You don't have to buy the whole bitcoin
The current price for a single bitcoin is more than $7,000, meaning that you probably don’t have the capital to gamble on one. But the developers of cryptocurrencies knew they’d be too expensive for most people to obtain, so they made them divisible in fractions.
Bitcoins are divisible by eight decimal points, or 1/100 millionth of one, and these fractions are called Satoshis, after Satoshi Nakamoto, the pseudonym of the murky and mysterious creator of the cryptocurrency. If $100 is your cap, that’ll currently buy you about 0.0143 Bitcoin. Ether, the second most popular cryptocurrency, is divisible by 18 decimal points, while BitCoiin2Gen—the, let’s say “iffy” crypto being hawked by sentient boiled ham Steven Seagal—is divisible by 100 million parts. If you have more than $100 to spend, maybe consider diversifying in a few of them, but still, probably not that Steven Seagal one?
More good news …
If you’re parking money in cryptocurrency as an investment, this likely won’t affect you much, as your best course is to let it simmer, hope yours takes off, and then cash out as a millionaire in a decade. But if you want to shift money in and out of cryptocurrencies, keep in mind that, currently, you’ll need to pay a transaction fee, and it’s sometimes hefty.

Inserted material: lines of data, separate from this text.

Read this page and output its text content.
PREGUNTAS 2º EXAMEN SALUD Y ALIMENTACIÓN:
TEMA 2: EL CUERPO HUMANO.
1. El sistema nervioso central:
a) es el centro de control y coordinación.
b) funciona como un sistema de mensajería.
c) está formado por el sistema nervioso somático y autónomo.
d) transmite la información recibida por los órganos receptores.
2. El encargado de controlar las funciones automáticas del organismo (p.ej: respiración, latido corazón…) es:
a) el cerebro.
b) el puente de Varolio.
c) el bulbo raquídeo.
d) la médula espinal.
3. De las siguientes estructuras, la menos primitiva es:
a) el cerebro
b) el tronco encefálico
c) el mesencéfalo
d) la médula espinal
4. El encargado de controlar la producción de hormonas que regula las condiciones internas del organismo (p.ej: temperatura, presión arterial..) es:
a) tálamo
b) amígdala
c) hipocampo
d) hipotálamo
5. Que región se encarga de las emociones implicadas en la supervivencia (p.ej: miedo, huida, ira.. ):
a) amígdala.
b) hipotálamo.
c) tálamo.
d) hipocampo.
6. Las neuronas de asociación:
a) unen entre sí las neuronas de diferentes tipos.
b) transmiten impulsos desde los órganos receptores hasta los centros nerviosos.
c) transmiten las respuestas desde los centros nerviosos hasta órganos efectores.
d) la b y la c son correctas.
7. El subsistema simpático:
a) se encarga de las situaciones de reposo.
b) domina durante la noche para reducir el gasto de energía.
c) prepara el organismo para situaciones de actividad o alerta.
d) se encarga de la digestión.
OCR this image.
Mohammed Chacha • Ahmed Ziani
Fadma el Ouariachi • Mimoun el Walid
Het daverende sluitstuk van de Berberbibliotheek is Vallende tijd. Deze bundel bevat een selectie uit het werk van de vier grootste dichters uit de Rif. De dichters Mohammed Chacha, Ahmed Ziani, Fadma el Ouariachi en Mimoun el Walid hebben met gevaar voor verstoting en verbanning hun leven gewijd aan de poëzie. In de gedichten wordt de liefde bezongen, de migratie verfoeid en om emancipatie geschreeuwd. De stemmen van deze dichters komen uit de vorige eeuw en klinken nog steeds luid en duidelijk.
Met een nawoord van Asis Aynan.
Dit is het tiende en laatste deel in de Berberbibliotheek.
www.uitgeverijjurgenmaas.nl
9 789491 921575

As is everything in this weird market, the fee is fluctuating, with the average cost of a Bitcoin transaction reaching a ridiculous height of nearly $55 in December of 2017, due to a systems “upgrade” that allowed evidence of each transaction to be stored separately, but is currently now near $1. Make sure to check the cost at a before moving your money around.
… and a very big caveat emptor
While it’s impossible to know which coins will last, and which will disappear like a hot dog burp in the bleacher seats—at last count, there were over 1,000 different active cryptocurrencies—not all cryptos carry the same risk. What's more, there are all kinds of bitcoin scams out there that you need to watch out for.
So before choosing which one to sink your $100 in, watch their volatility at places like CoinMarketCap, scan through rumors on the message boards, maybe even burn the midnight oil through a few peer-reviewed papers like this one, which tried to predict fluctuations based on user comments and replies. Forbes also has some good tips here on how to avoid "pump and dump" scams.
The point is: It’s extremely unlikely you’re gonna get any monetary reward for investing in cryptocurrency, so might as well get something out of it by making it all a learning process. Knowledge is priceless, as they say, although in this case, maybe they mean worth literally nothing at all.